Хартенек задумчиво покачал плешивой головой.
— Вместо того чтобы снабжать нас машинами получше, — с внезапной горечью выговорил Бертрам, — нам отдают приказ расширять мертвецкие. Свою, если хочешь знать, мы окрестили «Великой Германией». Тут многое не так. Слишком много попов и генералов. Слишком много богатых и слишком много бедных.
— Дай срок! Все еще переменится! — уверил его Хартенек. — Ты же не думаешь, что мы хотим здесь сыграть только военную роль. А кстати, у вас что, все так настроены?
— Вот уж чего не знаю! — осторожно уклонился от ответа Бертрам. — Во всяком случае, мы на такие темы не распространяемся, если ты это имеешь в виду.
И опять их разделяла пропасть.
Полуприкрыв глаза, Хартенек раздумывал, что же он такое должен сделать, чтобы вновь завоевать Бертрама. Его том сильнее тянуло к Бертраму, чем явственнее он видел, что тот куда больше отдалился от него, нежели об этом можно было судить по его письмам. Притом худшее еще не было оказано. Лучше уж сразу сказать, а то он узнает об этом другим путем и тогда между нами все будет кончено.
— Если я вернусь отсюда, — быстро начал он, — мое повышение уже невозможно будет откладывать. Я стану капитаном и добьюсь допуска в генеральный штаб. Пожалуйста, не смейся. На сей раз дело верное. У меня есть все шансы на успех. К тому же я женюсь.
— Ты? — опешил Бертрам.
— Ну да, мы же все теперь женимся! — прошептал Хартенек. — Я уже обручился.
Он хохотнул как-то неуверенно, однако тут же осекся, увидев ошеломленное лицо Бертрама.
— Да не изумляйся ты так, — успокоил его Хартенек и тут же стал оправдываться: — А что мне оставалось делать? Я уже дошел до ручки. Тебя же там не было, ты этого не пережил. Йост во что бы то ни стало решил сжить меня со свету. Все из-за той дурацкой истории с Крессом, ну и из-за тебя, конечно. Так что другого выхода у меня не было. Моя невеста — Эрика Шверин, ты ее знаешь.
Разговор почти иссяк. Правда, Хартенек расспрашивал Бертрама обо всем, что могло бы того расшевелить, но Бертрам лишь односложно отвечал на вопросы. Условившись с Хартенеком встретиться вечером — а зачем, собственно, подумалось ему, — Бертрам поехал в свой отель.

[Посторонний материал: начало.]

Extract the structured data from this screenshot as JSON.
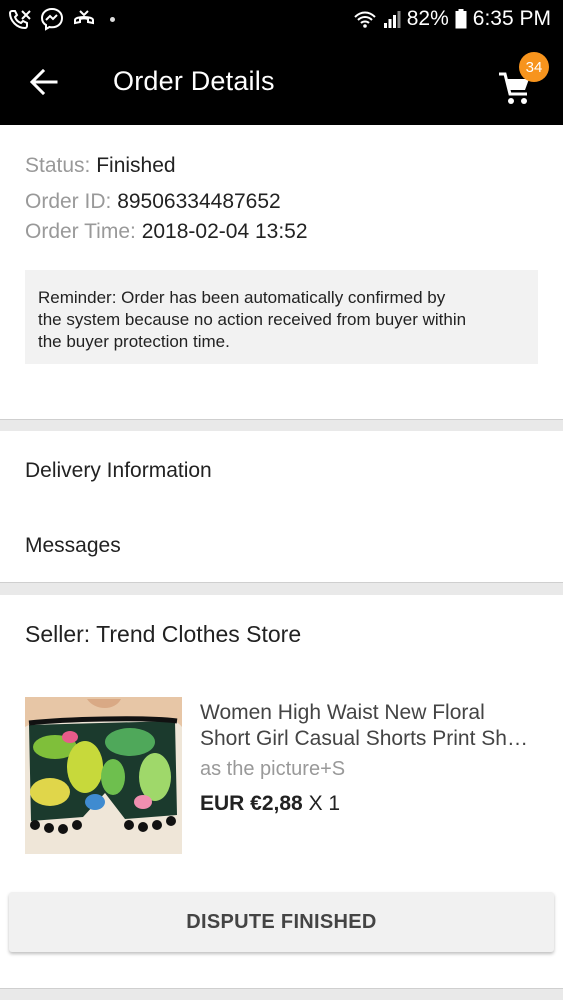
{
  "status_bar": {
    "battery": "82%",
    "time": "6:35 PM",
    "icons": [
      "missed-call-icon",
      "messenger-icon",
      "call-icon",
      "wifi-icon",
      "signal-icon",
      "battery-icon"
    ]
  },
  "header": {
    "title": "Order Details",
    "cart_count": "34",
    "icons": [
      "back-arrow-icon",
      "cart-icon"
    ]
  },
  "order": {
    "status_label": "Status:",
    "status_value": "Finished",
    "id_label": "Order ID:",
    "id_value": "89506334487652",
    "time_label": "Order Time:",
    "time_value": "2018-02-04 13:52",
    "reminder": {
      "line1": "Reminder: Order has been automatically confirmed by",
      "line2": "the system because no action received from buyer within",
      "line3": "the buyer protection time."
    }
  },
  "menu": {
    "delivery": "Delivery Information",
    "messages": "Messages"
  },
  "seller": {
    "label": "Seller: Trend Clothes Store"
  },
  "product": {
    "title_line1": "Women High Waist New Floral",
    "title_line2": "Short Girl Casual Shorts Print Sh…",
    "variant": "as the picture+S",
    "price": "EUR €2,88",
    "quantity": "X 1"
  },
  "actions": {
    "dispute": "DISPUTE FINISHED"
  },
  "colors": {
    "badge": "#f7941d",
    "header_bg": "#000000",
    "page_bg": "#e9e9e9"
  }
}
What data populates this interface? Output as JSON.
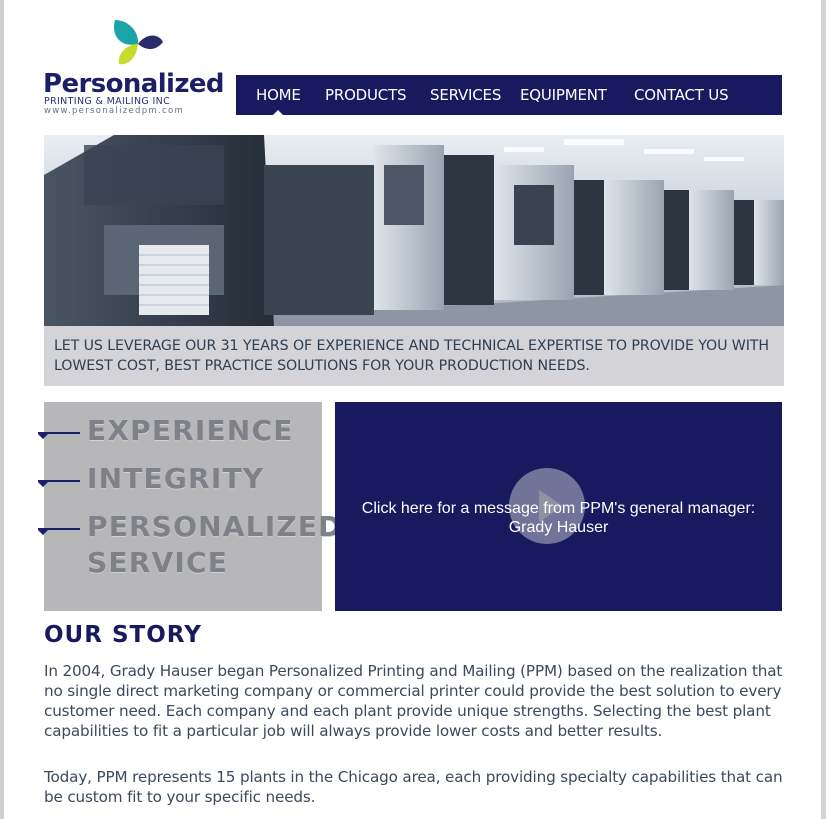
{
  "brand": {
    "name": "Personalized",
    "subtitle": "PRINTING & MAILING INC",
    "url": "www.personalizedpm.com"
  },
  "nav": {
    "items": [
      {
        "label": "HOME",
        "active": true
      },
      {
        "label": "PRODUCTS",
        "active": false
      },
      {
        "label": "SERVICES",
        "active": false
      },
      {
        "label": "EQUIPMENT",
        "active": false
      },
      {
        "label": "CONTACT US",
        "active": false
      }
    ]
  },
  "hero": {
    "caption": "LET US LEVERAGE OUR 31 YEARS OF EXPERIENCE AND TECHNICAL EXPERTISE TO PROVIDE YOU WITH LOWEST COST, BEST PRACTICE SOLUTIONS FOR YOUR PRODUCTION NEEDS."
  },
  "values": [
    {
      "word": "EXPERIENCE"
    },
    {
      "word": "INTEGRITY"
    },
    {
      "word_line1": "PERSONALIZED",
      "word_line2": "SERVICE"
    }
  ],
  "video": {
    "line1": "Click here for a message from PPM's general manager:",
    "line2": "Grady Hauser"
  },
  "story": {
    "title": "OUR STORY",
    "paragraph1": "In 2004, Grady Hauser began Personalized Printing and Mailing (PPM) based on the realization that no single direct marketing company or commercial printer could provide the best solution to every customer need. Each company and each plant provide unique strengths. Selecting the best plant capabilities to fit a particular job will always provide lower costs and better results.",
    "paragraph2": "Today, PPM represents 15 plants in the Chicago area, each providing specialty capabilities that can be custom fit to your specific needs."
  },
  "colors": {
    "navy": "#18195f",
    "caption_bg": "#d3d3d8",
    "values_bg": "#b7b7b9",
    "logo_teal": "#1aa4a6",
    "logo_lime": "#c6dc2c",
    "logo_navy": "#2a2c6b"
  }
}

Он очень обрадовался, когда за ним зашел Штернекер. Они сидели на террасе кофейни, пили аперитив и глазели на уличную толпу. Здесь были совсем другие люди: смуглокожие, темноволосые, лица аскетов, инквизиторов, персонажи Гойи, глаза Эль-Греко. То и дело в толпе мелькали женщины с ненатурально светлыми пышными волосами.
— Ты в самом деле вечером пойдешь с нами? — спросил Штернекер.

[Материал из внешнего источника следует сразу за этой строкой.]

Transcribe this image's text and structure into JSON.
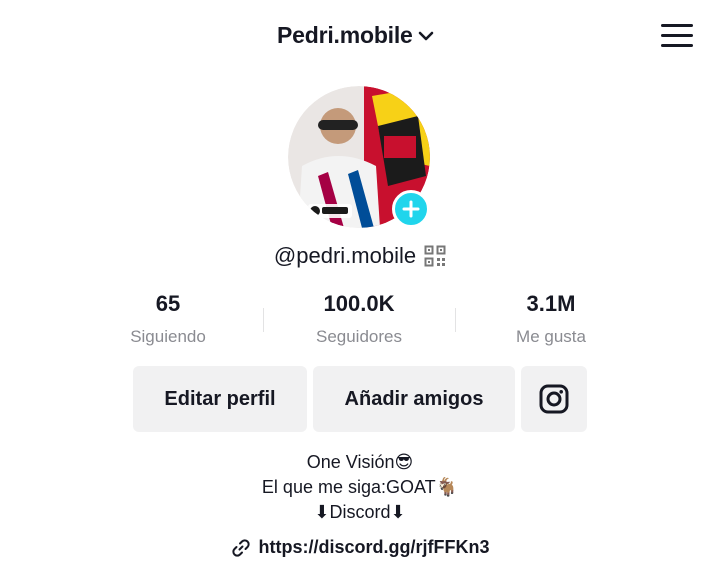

— Ну, разумеется! — решился в этот миг Бертрам. Из отеля он позвонил Хартенеку и был очень доволен, когда ему сказали, что Хартенека вызвали для доклада. Бертрам просил передать ему, что получил приказ немедленно возвращаться в часть.

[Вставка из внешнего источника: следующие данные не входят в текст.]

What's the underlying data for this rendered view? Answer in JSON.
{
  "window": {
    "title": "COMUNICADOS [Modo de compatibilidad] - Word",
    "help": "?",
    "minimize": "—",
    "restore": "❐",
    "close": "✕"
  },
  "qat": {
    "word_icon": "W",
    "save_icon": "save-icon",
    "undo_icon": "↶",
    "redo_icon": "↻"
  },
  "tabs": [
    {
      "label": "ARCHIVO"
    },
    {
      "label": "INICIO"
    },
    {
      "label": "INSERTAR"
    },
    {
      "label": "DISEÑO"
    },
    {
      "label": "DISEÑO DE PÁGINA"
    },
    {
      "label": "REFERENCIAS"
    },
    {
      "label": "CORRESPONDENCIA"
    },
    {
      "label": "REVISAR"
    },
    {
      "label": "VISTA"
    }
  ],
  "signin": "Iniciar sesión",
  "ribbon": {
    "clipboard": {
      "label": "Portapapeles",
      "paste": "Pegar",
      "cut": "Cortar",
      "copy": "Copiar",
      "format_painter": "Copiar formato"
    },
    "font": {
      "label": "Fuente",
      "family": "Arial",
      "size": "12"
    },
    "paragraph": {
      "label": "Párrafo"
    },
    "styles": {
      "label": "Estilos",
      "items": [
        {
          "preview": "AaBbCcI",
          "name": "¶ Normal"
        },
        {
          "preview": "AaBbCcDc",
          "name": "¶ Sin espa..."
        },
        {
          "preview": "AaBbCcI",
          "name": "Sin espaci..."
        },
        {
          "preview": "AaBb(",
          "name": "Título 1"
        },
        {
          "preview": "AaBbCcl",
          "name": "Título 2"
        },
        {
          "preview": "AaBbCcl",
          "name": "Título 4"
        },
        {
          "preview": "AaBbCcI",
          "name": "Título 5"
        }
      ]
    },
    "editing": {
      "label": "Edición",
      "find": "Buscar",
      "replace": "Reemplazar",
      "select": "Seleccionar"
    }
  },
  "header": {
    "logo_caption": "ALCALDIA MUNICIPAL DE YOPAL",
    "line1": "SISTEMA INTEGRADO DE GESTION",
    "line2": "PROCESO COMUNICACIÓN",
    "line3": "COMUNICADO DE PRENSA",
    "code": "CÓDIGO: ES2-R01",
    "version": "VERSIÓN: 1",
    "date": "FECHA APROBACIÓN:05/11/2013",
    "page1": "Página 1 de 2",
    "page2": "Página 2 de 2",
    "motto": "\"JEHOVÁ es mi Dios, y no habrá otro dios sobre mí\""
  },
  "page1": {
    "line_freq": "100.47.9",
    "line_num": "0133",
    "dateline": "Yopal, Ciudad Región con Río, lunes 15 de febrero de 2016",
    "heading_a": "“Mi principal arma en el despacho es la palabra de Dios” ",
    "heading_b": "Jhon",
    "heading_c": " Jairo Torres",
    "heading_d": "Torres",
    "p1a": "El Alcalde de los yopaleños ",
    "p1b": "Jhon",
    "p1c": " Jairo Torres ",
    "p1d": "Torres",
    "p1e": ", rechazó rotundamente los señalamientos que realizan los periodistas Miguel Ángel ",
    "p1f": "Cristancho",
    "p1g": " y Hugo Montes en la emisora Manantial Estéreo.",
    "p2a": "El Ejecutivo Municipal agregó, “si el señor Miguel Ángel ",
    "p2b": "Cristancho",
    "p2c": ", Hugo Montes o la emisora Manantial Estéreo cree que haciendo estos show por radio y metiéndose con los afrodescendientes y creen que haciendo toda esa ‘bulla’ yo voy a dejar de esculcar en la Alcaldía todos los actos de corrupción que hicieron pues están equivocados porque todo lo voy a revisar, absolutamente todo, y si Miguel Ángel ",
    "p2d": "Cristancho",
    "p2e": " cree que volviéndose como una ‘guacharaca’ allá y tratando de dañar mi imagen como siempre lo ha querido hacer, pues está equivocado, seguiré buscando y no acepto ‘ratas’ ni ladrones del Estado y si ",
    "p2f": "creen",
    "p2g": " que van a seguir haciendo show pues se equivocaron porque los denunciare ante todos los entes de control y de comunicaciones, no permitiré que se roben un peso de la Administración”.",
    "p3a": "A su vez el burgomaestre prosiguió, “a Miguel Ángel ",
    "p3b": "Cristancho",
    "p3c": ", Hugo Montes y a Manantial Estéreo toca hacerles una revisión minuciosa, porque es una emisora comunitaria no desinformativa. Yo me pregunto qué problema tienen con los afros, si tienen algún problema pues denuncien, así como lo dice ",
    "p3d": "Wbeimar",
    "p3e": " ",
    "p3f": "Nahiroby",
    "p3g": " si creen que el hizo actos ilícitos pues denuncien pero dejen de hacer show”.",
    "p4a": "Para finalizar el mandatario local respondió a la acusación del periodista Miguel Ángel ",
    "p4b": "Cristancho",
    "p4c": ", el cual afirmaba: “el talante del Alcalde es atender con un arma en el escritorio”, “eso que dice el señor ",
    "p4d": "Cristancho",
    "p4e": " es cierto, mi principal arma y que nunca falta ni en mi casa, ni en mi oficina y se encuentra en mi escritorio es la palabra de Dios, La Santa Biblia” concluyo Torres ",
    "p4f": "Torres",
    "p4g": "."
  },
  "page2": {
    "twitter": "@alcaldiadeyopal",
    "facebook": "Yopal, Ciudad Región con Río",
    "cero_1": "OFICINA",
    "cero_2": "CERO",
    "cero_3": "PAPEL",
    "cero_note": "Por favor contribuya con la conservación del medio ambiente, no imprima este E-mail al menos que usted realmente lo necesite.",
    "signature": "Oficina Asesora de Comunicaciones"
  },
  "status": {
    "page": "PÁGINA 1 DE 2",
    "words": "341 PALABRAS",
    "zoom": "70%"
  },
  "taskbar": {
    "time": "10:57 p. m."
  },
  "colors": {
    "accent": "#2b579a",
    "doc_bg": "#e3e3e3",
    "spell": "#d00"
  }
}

После ужина он вместе со Штернекером и Завильским вышел из отеля. На одной из улиц предместья автомобиль остановился перед виллой. Им открыла седая марокканка и провела их в гостиную с плюшевой мебелью и вышитыми, салфеточками, где их поджидала немолодая, очень толстая испанка.
— Боже правый! — воскликнул Штернекер, — ну и влипли же мы!
— Если вам здесь не нравится, никто вас не задерживает! — сказала толстуха и встала с большим достоинством. Первым нашелся Завильский, он извинился за Штернекера и пожелал незамедлительно взглянуть на дам.